"Sebagai anak perantauan, banyak sekali momen Ramadan yang dirindukan di kampung halaman, salah satunya kenduri merayakan malam Nuzulul Quran."
Ramadan di perantauan mempunyai nuansa berbeda dengan kampung halaman. Meski masih berada di Provinsi yang sama. Namun, Ramadan di perantauan tetap saja masih terasa kurang.
Aceh merupakan salah satu Provinsi yang masih cukup kental adat dan juga tradisi keislamannya. Meski ada juga beberapa adat yang sudah berbaur dengan kemajuan zaman. Tetapi, sampai saat ini nilai-nilai keislaman di Aceh masih terus dijaga dan dipertahankan.

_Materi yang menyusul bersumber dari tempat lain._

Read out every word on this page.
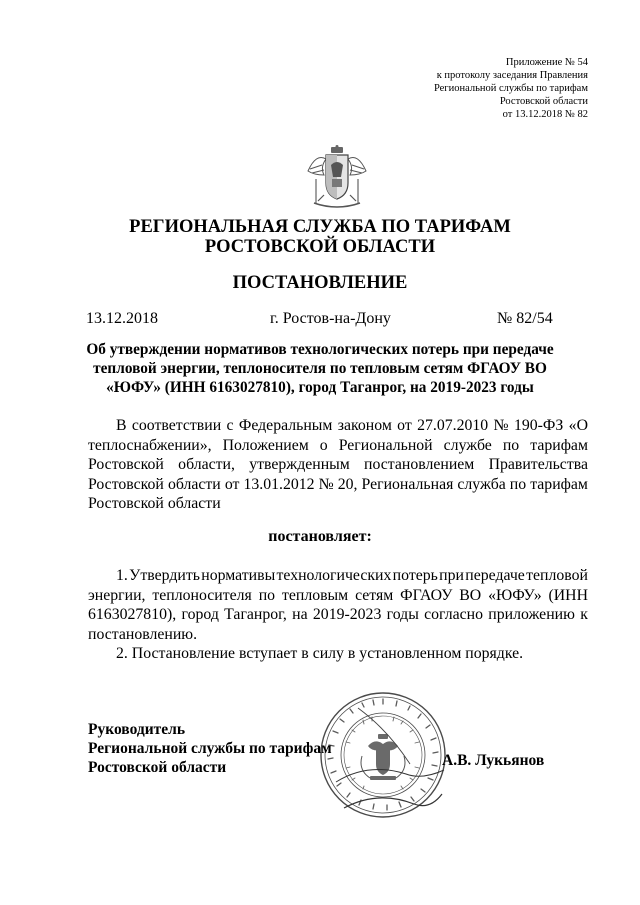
Приложение № 54
к протоколу заседания Правления
Региональной службы по тарифам
Ростовской области
от 13.12.2018 № 82
РЕГИОНАЛЬНАЯ СЛУЖБА ПО ТАРИФАМ
РОСТОВСКОЙ ОБЛАСТИ
ПОСТАНОВЛЕНИЕ
13.12.2018	г. Ростов-на-Дону	№ 82/54
Об утверждении нормативов технологических потерь при передаче
тепловой энергии, теплоносителя по тепловым сетям ФГАОУ ВО
«ЮФУ» (ИНН 6163027810), город Таганрог, на 2019-2023 годы
В соответствии с Федеральным законом от 27.07.2010 № 190-ФЗ «О
теплоснабжении», Положением о Региональной службе по тарифам
Ростовской области, утвержденным постановлением Правительства
Ростовской области от 13.01.2012 № 20, Региональная служба по тарифам
Ростовской области
постановляет:
1. Утвердить нормативы технологических потерь при передаче тепловой
энергии, теплоносителя по тепловым сетям ФГАОУ ВО «ЮФУ» (ИНН
6163027810), город Таганрог, на 2019-2023 годы согласно приложению к
постановлению.
2. Постановление вступает в силу в установленном порядке.
Руководитель
Региональной службы по тарифам
Ростовской области	А.В. Лукьянов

Saya tinggal di sebuah Kota bernama Sigli. Di Kota asal saya ini, setiap Ramadan tiba pasti banyak sekali hal yang berubah. Mulai dari penampilan orang-orang yang mendadak serba islami. Hingga beragam sekali adat dan tradisi yang hanya ada ketika bulan puasa.
Di Kota Sigli dan beberapa Kabupaten lainnya. Hampir di setiap kampung pasti punya ciri dan budaya tersendiri ketika Ramadan. Begitu juga dengan kampung saya. Biasanya disana kami banyak sekali mengadakan kenduri selama Ramadan.
Kenduri Merayakan Nuzulul Quran
Salah satunya adalah ketika menyambut malam Nuzulul Quran. Seperti yang sudah kita ketahui bersama, Nuzulul Quram biasanya diperingati pada 17 Ramadan. Bertepatan dengan malam diturunkannya Al Quran untuk Nabi Muhammad SAW.
Selain diisi dengan berbagai ibadah. Nuzulul Quran juga menjadi momen dimana semua masyarakat berkumpul bergotong royong bersama.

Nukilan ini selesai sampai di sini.